Ready for what's next - because we built it together

Scholarships sparked the journey, but RMIT's mentorship and community prepared Do Phu Sy to face challenges and get ready for what's next.

I'm a proud RMIT alumnus who spent more than six years learning and working across two homes: RMIT Vietnam (Saigon South) and RMIT Melbourne. I was fortunate to earn scholarships at both stages - first as an honours undergraduate, later as a master's student in Electrical and Electronic Engineering. However, scholarships were just the spark. What prepared me for 'what's next' was the community wrapped around that opportunity.

Do Phu Sy photo 2 Do Phu Sy's double master degrees with double scholarships at both stages (undergraduate and postgraduate).

Professors from SST in Saigon South campus and STEM in Melbourne campus treated me like a junior colleague, not just a student. They demanded evidence, careful measurement and clean documentation - habits that now anchor my work as an electronics engineer in Australia. Student Academic Success (SAS) coached me through crunch periods, from managing assignment deadlines to structuring revision plans. And for more than a year, I served as a Program Tutor and PASS Leader, where I gained the facilitation side of engineering: how to turn confusion into clarity, stress into a plan and theory into working circuits.

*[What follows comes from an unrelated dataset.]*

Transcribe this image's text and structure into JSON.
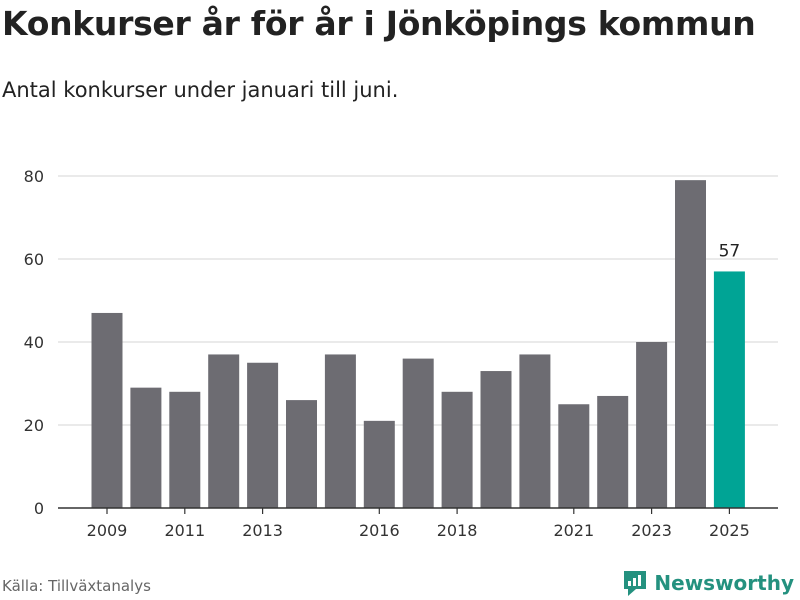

Beyond the labs, I wore the RMIT red on the pitch and the court. As a member of the Saigon South campus football and volleyball teams, I helped organise friendlies, city tournaments and charity matches. Those seasons were leadership drills in disguise - assigning roles, running practice plans, managing substitutions and staying composed under pressure. Our squads blended international and local students, so every game was a lesson in cross-cultural communication. We raised RMIT’s visibility through sportsmanship and consistent participation. Sport became another classroom for discipline, resilience and clear communication.

Do Phu Sy photo 1 Phu Sy Do's beautiful memories at RMIT.

That triangle - faculty mentorship, professional support and peer-to-peer learning - made me job-ready. It wasn't only about technical depth. It was about professional muscle memory: scoping requirements, communicating trade-offs, documenting assumptions and owning results. In labs and project studios, we learnt to test, verify and iterate. In pass sessions, we learnt to listen, guide and grow together. By the time I stepped into industry, the routine felt familiar: define the problem, build a solution, validate, improve and share it.

Today, after completing a double master's in Melbourne and working as an electronics/electrical engineer, I still carry that community with me. I want to give it back - by mentoring students, guest-teaching when I can and helping the next cohort navigate the same questions I faced: How do I handle uncertainty? How do I find my first role? How do I turn 'I hope I can' into 'I know I can'?

RMIT didn't just prepare me for the next step; it invited me to help build it for others. That is the legacy I believe in: a community where students become professionals and professionals return as mentors-so every graduate is not only ready for what's next, but ready to lead it.